We will want to use substitution. Note that if we let #u=ln(x)#, then #(du)/dx=1/x# and #du=dx/x#, which is currently present in the integral.

Before making these substitutions, note that making the substitutions will necessitate that the boundaries change. To change them, plug the current bounds into #u=ln(x)#.

We see that #e# becomes #u(e)=ln(e)=1# and #e^81# becomes #u(e^81)=ln(e^81)=81#.
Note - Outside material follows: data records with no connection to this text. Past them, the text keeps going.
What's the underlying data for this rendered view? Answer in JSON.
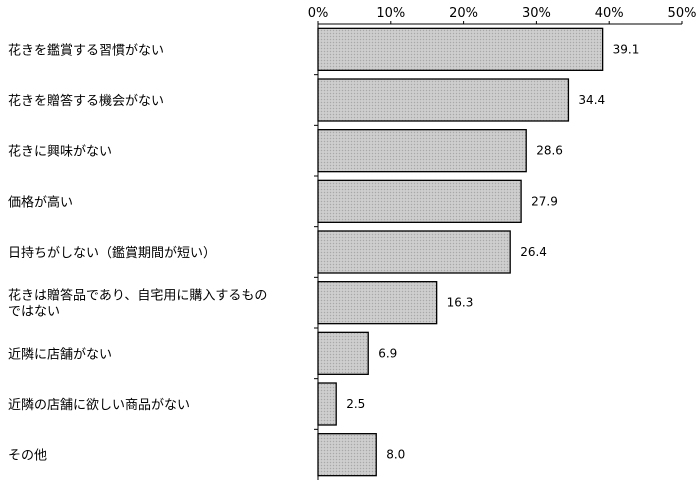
{
  "chart_data": {
    "type": "bar",
    "orientation": "horizontal",
    "categories": [
      [
        "花きを鑑賞する習慣がない"
      ],
      [
        "花きを贈答する機会がない"
      ],
      [
        "花きに興味がない"
      ],
      [
        "価格が高い"
      ],
      [
        "日持ちがしない（鑑賞期間が短い）"
      ],
      [
        "花きは贈答品であり、自宅用に購入するもの",
        "ではない"
      ],
      [
        "近隣に店舗がない"
      ],
      [
        "近隣の店舗に欲しい商品がない"
      ],
      [
        "その他"
      ]
    ],
    "values": [
      39.1,
      34.4,
      28.6,
      27.9,
      26.4,
      16.3,
      6.9,
      2.5,
      8.0
    ],
    "value_labels": [
      "39.1",
      "34.4",
      "28.6",
      "27.9",
      "26.4",
      "16.3",
      "6.9",
      "2.5",
      "8.0"
    ],
    "xlim": [
      0,
      50
    ],
    "x_ticks": [
      "0%",
      "10%",
      "20%",
      "30%",
      "40%",
      "50%"
    ],
    "x_axis_position": "top",
    "grid": false,
    "legend": "none",
    "bar_fill": "#c8c8c8",
    "bar_stroke": "#000000"
  }
}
Thus, since #color(red)(u=ln(x))# and #color(blue)(du=dx/x)#:

#int_e^(e^81)color(blue)dx/(color(blue)xsqrtcolor(red)ln(x))=int_1^81(du)/sqrtu#

Rewrite the integral:

#int_1^81(du)/sqrtu=int_1^81u^(-1/2)du#

Which can be integrated using the rule:

#int_a^bu^ndu=[u^(n+1)/(n+1)]_a^b" "" ",n!=-1#

So:

#int_1^81u^(-1/2)du=[u^(-1/2+1)/(-1/2+1)]_1^81=[2sqrtu]_1^81=2sqrt81-2sqrt1=16#

Jul 23, 2016

16

Explanation:

just as an alternative approach,

for #int_e^(e^81)dx/(xsqrtln(x))#

if you recognise the pattern

#d/dx (sqrtln(x) )#

#= 1/2 1/ sqrt (ln( x)) * 1/x#

then the integral is

#int_e^(e^81) d/dx (2 sqrtln(x)) \ dx#

#=2 [ sqrtln(x) ]_e^(e^81)#

#2( [ sqrt(81)] - [ sqrt(1) ] ) = 16#